All Products
Search
Document Center

Data Transmission Service:Synchronize data from an ApsaraDB RDS for MySQL instance to an ApsaraMQ for Kafka instance

Last Updated:Mar 28, 2026

Data Transmission Service (DTS) can stream change data from ApsaraDB RDS for MySQL into ApsaraMQ for Kafka in real time. This lets downstream consumers — analytics pipelines, event-driven services, or data warehouses — react to row-level changes without querying the source database directly.

Prerequisites

Before you begin, make sure that you have:

Billing

Synchronization typeFee
Schema synchronization and full data synchronizationFree
Incremental data synchronizationCharged. See Billing overview.

Limitations

Source database requirements

  • Tables to be synchronized must have a PRIMARY KEY or UNIQUE constraint with no duplicate field values. Otherwise, the destination may contain duplicate records.

  • If you rename tables or columns during synchronization and select individual tables as the sync objects, a single task supports up to 1,000 tables. To synchronize more tables, split them across multiple tasks or synchronize the entire database instead.

  • Do not execute DDL statements that change database or table schemas during schema synchronization or full data synchronization. Doing so causes the task to fail.

  • DTS does not synchronize foreign keys. Cascade and delete operations on the source database are not reflected in the destination.

  • Data generated by physical backup restores or cascade operations is not captured or synchronized while the task is running. If this data is missing from the destination, remove and re-add the affected databases and tables in the synchronization objects. See Modify the objects to be synchronized.

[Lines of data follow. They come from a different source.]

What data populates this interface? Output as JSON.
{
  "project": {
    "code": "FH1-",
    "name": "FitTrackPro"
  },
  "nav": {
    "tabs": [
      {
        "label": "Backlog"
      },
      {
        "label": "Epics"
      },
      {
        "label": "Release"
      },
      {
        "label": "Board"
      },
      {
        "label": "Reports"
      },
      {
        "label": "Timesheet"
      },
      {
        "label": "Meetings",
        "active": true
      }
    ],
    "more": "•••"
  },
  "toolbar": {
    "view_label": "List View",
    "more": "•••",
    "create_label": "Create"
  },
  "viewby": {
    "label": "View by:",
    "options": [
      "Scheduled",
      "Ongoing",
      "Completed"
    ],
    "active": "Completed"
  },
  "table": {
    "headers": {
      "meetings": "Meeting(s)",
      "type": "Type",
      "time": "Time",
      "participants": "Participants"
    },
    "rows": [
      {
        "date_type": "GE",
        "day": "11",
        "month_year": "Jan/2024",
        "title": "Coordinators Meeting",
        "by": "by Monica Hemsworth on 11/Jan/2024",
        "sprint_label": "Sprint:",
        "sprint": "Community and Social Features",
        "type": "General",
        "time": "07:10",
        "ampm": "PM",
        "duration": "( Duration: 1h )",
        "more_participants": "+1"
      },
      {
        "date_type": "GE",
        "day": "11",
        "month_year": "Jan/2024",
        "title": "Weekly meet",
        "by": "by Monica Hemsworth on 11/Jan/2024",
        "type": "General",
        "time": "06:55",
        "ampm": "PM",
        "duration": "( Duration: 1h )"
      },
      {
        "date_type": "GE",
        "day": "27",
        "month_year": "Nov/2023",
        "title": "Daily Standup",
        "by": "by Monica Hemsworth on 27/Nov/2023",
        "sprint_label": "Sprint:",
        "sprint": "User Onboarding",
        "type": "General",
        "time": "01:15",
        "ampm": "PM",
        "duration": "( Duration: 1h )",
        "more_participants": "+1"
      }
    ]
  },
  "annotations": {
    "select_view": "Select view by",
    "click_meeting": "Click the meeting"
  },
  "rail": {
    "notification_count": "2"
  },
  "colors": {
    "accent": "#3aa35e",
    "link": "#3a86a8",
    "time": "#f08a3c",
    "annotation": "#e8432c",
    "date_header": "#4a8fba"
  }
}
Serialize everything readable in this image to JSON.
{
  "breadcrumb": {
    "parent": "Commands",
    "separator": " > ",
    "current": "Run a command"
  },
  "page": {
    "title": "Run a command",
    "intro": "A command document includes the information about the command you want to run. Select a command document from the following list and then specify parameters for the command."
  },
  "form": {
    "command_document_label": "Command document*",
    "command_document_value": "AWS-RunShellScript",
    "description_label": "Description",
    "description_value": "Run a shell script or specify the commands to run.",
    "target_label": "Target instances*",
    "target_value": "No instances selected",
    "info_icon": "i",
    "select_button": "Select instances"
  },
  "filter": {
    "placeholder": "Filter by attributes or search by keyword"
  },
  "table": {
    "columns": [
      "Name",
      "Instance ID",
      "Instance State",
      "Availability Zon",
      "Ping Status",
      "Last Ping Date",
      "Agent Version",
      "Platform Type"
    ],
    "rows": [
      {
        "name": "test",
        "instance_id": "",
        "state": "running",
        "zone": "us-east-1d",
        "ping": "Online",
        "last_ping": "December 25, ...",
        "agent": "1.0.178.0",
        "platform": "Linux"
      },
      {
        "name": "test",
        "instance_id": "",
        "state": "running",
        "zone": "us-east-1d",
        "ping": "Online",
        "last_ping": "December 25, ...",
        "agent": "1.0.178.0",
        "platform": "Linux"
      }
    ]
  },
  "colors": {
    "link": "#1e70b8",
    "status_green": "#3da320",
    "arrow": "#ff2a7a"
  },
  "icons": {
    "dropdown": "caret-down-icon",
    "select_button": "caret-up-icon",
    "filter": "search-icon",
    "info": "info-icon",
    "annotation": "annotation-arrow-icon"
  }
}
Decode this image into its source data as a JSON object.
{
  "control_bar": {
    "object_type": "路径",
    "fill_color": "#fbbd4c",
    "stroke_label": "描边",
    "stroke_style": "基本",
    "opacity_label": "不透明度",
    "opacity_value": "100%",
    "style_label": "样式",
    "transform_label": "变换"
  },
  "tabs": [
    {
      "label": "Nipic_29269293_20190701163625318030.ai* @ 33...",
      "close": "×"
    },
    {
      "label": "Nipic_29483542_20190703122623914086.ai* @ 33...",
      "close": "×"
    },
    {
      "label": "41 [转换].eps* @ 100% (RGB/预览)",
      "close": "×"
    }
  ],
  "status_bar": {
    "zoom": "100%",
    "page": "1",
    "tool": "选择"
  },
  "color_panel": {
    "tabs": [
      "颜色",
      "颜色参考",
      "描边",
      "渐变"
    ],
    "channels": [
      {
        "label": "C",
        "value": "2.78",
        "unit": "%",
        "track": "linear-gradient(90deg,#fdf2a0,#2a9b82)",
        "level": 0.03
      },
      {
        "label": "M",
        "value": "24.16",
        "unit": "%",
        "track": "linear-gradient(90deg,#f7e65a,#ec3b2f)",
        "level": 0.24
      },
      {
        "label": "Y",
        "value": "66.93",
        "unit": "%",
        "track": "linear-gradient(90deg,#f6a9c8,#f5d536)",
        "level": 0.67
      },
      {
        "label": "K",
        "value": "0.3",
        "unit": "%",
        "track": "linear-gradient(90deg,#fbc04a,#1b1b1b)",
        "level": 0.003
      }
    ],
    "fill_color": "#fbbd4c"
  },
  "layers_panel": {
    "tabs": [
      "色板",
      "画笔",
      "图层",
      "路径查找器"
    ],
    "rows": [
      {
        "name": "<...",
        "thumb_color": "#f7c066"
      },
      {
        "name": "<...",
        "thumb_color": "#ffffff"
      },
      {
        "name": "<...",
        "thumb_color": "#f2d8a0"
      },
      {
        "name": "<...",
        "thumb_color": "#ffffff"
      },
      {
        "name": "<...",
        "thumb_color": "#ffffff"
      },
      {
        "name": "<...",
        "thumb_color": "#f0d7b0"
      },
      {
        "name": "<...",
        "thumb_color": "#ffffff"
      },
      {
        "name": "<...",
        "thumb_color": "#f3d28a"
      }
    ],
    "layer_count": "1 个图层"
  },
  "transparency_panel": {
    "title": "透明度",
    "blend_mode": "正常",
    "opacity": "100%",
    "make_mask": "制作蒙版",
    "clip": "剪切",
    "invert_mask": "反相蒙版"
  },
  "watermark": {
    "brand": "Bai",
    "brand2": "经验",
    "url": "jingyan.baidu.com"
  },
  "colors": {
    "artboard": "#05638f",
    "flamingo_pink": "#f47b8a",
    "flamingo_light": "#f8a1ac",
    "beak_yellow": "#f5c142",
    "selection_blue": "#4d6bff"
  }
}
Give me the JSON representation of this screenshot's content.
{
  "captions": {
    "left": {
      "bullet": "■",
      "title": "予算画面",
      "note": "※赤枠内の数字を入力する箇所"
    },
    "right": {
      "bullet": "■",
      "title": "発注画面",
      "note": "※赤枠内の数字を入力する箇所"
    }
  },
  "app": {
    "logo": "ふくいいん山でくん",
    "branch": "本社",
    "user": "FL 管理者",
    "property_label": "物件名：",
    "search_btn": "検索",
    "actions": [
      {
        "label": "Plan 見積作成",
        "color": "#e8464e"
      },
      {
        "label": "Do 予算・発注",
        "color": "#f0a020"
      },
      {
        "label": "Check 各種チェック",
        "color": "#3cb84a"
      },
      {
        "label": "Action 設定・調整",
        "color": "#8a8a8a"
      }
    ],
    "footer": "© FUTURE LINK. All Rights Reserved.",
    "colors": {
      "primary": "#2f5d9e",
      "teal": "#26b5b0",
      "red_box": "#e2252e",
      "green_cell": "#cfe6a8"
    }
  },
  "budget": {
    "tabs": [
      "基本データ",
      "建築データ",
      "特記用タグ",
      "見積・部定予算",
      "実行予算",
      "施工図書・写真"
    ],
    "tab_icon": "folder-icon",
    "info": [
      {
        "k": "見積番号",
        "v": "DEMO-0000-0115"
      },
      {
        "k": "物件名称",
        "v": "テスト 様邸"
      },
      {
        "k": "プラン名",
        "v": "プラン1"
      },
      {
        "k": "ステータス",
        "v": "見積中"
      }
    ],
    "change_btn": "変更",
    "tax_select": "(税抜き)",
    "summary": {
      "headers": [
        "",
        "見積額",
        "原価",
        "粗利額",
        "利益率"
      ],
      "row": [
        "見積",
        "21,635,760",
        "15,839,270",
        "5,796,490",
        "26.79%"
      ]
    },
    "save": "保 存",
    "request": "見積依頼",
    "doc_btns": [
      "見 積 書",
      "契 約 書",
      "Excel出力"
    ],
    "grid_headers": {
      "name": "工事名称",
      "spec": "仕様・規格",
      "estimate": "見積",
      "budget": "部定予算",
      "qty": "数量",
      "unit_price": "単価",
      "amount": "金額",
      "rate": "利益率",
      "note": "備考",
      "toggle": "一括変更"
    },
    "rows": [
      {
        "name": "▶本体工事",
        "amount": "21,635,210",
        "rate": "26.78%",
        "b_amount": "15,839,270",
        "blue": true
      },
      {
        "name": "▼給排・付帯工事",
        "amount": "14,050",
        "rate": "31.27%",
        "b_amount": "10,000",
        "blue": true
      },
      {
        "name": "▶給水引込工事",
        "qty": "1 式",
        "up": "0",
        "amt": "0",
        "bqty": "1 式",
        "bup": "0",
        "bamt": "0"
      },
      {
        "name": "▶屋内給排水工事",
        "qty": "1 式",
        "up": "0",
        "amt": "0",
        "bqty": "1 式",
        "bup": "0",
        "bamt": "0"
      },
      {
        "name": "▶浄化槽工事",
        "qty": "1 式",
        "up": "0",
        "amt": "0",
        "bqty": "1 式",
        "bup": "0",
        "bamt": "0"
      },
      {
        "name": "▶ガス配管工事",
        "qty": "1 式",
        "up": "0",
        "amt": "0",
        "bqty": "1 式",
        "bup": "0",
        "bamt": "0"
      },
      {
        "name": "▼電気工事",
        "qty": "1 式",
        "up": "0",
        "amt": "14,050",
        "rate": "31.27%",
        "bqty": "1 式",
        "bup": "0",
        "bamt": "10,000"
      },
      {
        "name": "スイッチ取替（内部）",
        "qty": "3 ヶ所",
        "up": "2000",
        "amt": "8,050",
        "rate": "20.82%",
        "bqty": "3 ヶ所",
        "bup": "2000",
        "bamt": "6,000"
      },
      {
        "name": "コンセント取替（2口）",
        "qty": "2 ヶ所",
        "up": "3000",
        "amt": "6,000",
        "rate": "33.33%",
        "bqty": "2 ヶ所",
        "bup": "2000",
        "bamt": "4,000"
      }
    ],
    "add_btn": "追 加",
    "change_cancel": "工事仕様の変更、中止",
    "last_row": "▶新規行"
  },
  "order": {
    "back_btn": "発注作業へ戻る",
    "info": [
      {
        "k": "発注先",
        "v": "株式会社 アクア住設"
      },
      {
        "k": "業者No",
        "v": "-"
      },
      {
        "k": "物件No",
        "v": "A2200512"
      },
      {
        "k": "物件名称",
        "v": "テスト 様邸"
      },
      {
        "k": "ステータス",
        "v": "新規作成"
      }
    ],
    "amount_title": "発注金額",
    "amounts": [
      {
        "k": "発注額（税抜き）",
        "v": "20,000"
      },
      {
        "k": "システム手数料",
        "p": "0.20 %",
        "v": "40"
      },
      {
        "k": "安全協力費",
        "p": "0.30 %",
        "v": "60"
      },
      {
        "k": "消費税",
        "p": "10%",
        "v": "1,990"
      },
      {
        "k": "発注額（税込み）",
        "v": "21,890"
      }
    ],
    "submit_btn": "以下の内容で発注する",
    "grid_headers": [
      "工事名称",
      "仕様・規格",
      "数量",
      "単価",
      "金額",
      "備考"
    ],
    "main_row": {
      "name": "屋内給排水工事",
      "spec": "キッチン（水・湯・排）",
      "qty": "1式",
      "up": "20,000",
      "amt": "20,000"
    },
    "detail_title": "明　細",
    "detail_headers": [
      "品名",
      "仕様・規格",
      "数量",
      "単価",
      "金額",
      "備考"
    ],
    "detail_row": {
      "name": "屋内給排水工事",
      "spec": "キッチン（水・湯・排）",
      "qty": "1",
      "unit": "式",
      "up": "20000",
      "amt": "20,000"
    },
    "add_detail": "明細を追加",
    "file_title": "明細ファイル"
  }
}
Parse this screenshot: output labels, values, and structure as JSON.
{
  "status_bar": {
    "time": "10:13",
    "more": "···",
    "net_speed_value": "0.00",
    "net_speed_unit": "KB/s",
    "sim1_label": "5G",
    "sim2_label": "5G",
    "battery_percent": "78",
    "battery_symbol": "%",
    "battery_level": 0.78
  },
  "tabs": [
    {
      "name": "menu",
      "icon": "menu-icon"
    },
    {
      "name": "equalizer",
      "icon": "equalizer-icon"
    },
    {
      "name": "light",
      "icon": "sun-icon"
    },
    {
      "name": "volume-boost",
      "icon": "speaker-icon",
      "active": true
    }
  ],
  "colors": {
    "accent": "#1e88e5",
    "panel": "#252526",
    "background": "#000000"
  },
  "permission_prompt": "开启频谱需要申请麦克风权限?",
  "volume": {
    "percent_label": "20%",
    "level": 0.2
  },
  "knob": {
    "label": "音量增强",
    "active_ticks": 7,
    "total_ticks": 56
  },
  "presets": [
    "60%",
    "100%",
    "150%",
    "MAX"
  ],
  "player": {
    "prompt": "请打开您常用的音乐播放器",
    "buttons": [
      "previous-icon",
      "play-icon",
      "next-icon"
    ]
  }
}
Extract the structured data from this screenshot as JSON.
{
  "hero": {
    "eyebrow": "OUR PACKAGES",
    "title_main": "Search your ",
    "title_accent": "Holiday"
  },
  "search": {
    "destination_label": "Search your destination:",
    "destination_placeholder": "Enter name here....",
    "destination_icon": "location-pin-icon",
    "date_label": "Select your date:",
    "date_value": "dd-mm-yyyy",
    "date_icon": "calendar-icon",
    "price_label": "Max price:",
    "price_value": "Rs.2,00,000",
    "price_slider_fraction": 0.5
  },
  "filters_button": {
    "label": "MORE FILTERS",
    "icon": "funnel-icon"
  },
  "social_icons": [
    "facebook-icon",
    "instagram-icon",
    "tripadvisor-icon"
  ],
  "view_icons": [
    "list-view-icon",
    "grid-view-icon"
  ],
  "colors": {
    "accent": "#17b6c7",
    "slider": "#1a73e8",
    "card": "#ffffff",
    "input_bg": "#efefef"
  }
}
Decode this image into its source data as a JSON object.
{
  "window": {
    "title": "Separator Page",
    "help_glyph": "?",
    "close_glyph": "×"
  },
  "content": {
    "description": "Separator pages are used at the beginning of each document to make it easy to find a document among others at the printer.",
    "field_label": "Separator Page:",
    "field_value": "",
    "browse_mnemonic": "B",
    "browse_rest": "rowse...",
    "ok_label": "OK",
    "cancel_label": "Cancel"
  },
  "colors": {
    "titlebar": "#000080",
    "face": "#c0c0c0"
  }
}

Binary logging requirements:

Source typeRequirements
ApsaraDB RDS for MySQLBinary logging is enabled by default. Set binlog_row_image to full. See Modify instance parameters. Retain binary logs for at least 3 days (7 days recommended).
Self-managed MySQLEnable binary logging. Set binlog_format to row and binlog_row_image to full. For dual-primary clusters, also set log_slave_updates to ON. See Create an account for a self-managed MySQL database and configure binary logging. Retain binary logs for at least 7 days.
Important

If DTS cannot read the binary logs, the task fails and data inconsistency may occur. To set the retention period for RDS MySQL, see the Delete binary log files section.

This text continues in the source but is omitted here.